New IBM Redbook: IBM Watson Enterprise Search and Analytics

October 12, 2014

The Redbook is free. You can download it from this IBM link for now. The full title is “IBM Watson Content Analytics. Discovering Actionable Insight from Your Content.”

The Redbook weighs in with 598 pages of Watson goodness. If you follow the IBM content analytics products, you may know that the previous version was know as IBM Content Analytics with Enterprise Search or (ICAwES).

The Redbook presents some philosophical content. IBM has a tradition to uphold. In addition, the Redbook provides information about facets (yep, good old metadata), some mathy features that make analytics analytical, and sentiment analysis.

ICAwES does not operate as an island. The sprawling system can hook into IBM’s semi automatic classification system, Cognos, and interface tools.

Is ICAwES an “enterprise search” system? I would say, “Sure is.” You will have to work through the Redbook and draw your own conclusions. You will also want to identify the Watson component. Watson is Lucene with IBM scripts and wrappers, but IBM has far more colorful lingo for describing the system. After all, IBM Watson is supposed to generate $1 billion in a snappy manner. If IBM’s plan bears revenue fruit, in five or six years, Watson will be a $10 billion per year business. That’s quite a goal, considering Autonomy required 13 years to push into $800 million in revenue territory and IBM has been offering information retrieval systems since the days of STAIRS.

The new information in the July 2014 edition of the Redbook adds a chapter containing some carefully selected case studies. There is a new chapter called “Enterprise Search” to which I will return in a moment. Also, the many authors of the Redbook have added to the discussion of Cognos, one of IBM’s business intelligence systems. Finally, the Redbook provides some helpful suggestions for “customizing and extending the content analytics miner.”

I urge you to work through this volume because it provides a useful yardstick against which to measure the IBM Watson marketing and public relations explanations against the reality, limitations, and complexity of the IBM Content Analytics system. Is the Redbook describing a product or a collection of components that an IBM implementation team will use to craft a customized solution?

The chapter on Enterprise Search begins on page 445 and continues to page 486. The solution is a two part affair. On one hand, processed content will output data about the entities, word frequencies, and similar metrics in the corpus and updates to the corpus. On the other hand, ICAwES is a search and retrieval system. Many vendors take this approach today; however, certain types of content cannot be comprehensively processed by the system. Examples range from video content, engineering drawings, digital imagery, and certain types of ephemeral content such as text messages sent via an ad hoc Bluetooth mesh network. One can code up a fix, but that is likely to be more hassle than many licensees will tolerate.
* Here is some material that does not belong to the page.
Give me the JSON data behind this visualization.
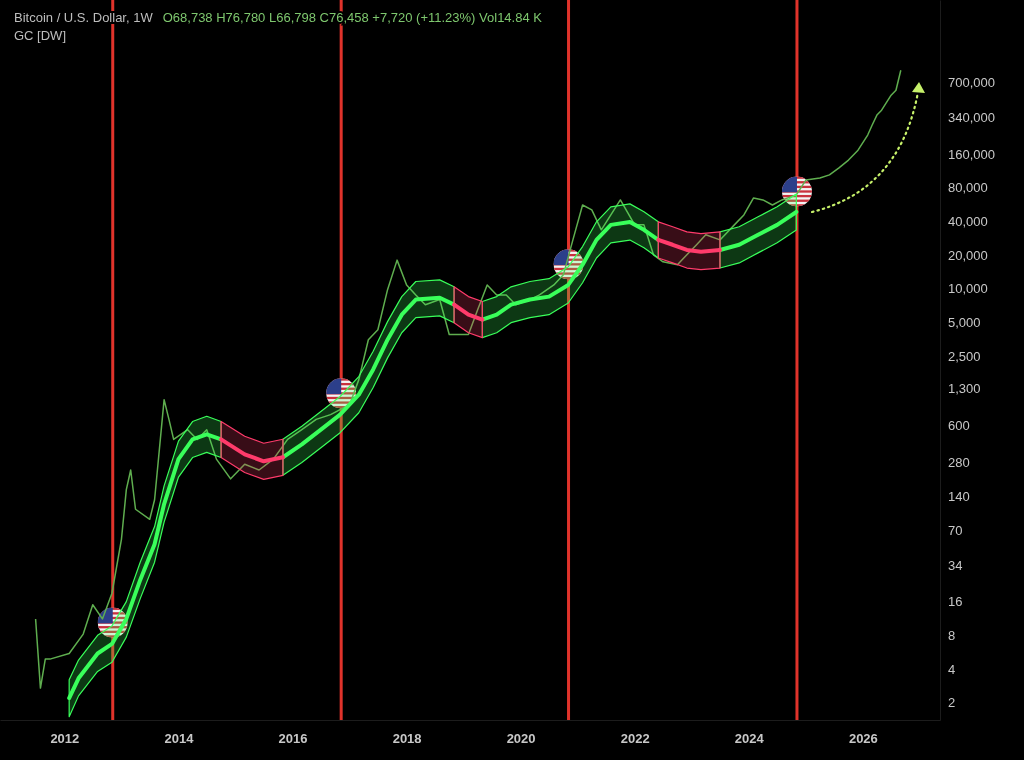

The Redbook shows some ready-to-use interfaces. These can, of course, be modified. The sample in the screenshot below looks quite a bit like the original Fulcrum Technologies’ presentation of information processed by the system. A more modern implementation would be Amazon’s recent JSON centric system for content.

image

ICAwES Redbook, Copyright IBM 2014.

The illustration shows a record viewed by tags; for example categories. Items can be tallied in a chart that provides a summary of how many content objects share a particular index terms. The illustration shows the ICAwES identifying terms in a user’s query, identifying entities like IBM Lotus Domino, and other features associated with Autonomy IDOL or Endeca style systems. Both of these date from the late 1990s, so IBM is not pushing too far from the dirt path carved out of the findability woods by former leaders in enterprise search.

IBM provides information needed to implement query expansion. Yes, a dictionary lurks within the system, and an interface is provided so the licensee can be like Noah Webster. The system is rules based, and a specialist is needed to create or edit rules. As you may know, rules based systems suffer from several drawbacks. Rules have to be maintained, subject matter experts or programmers are usually required to make the proper judgments, and rules can drift out of phase with the users’ queries unless the system is monitored with above average rigor. Like Autonomy IDOL, skimp on monitoring and tuning, and the system can generate some interesting results.
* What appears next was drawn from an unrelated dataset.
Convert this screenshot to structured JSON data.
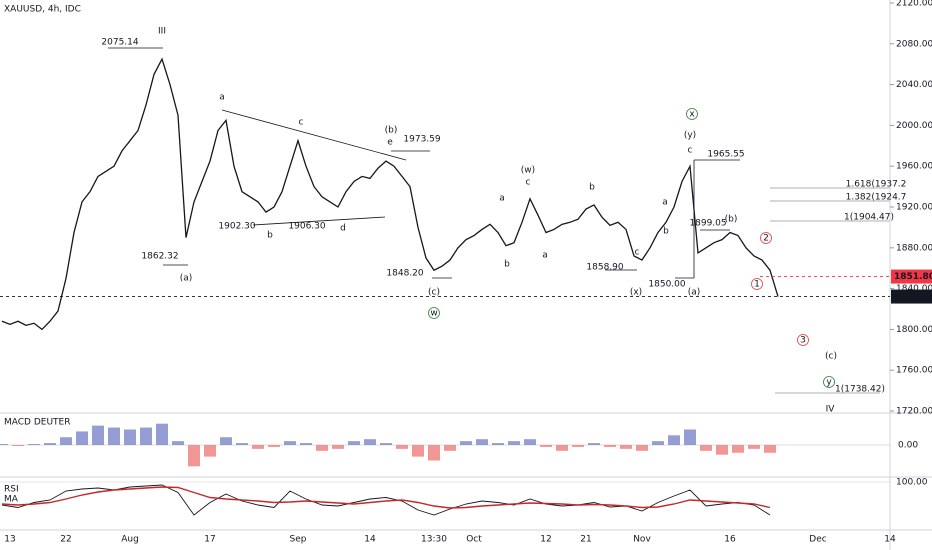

The provided user interface looks like this:

image

ICAwES Redbook, Copyright IBM 2014.

With many users wanting a “big red button” to simplify information access, this interface brings forward the high density displays associated with TeraText and similar legacy systems. The density seems to include hints of Attivio and BA Insight user interfaces as well. There are many choices available to the user. However, without special training, it is unlikely that a marketing professional using ICAwES will be able to make full use of of query trees, category trees, and the numerous icons that appear in four different locations. I can hear the user now, “I want this system to be just like Google? I want to type in a three words and scan the results.”

Net net. If you are working in an organization that favors IBM solutions, this system is likely to be what senior management licenses. Keep in mind that ICAwES will require the ministrations of IBM professional services, probably additional headcount, and on-going work to keep the system delivering useful results to users and decision makers.

The system delivers key word search, rich indexing, and basic metrics about the content. IBM offers more robust analytic tools in its SPSS product line. For more comprehensive text analysis, take a look at IBM i2 and Cybertap solutions if your organization has appropriate credentials for these somewhat more sophisticated information access and analysis systems.

After working through the Redbook, I had one question, “Where’s Watson?”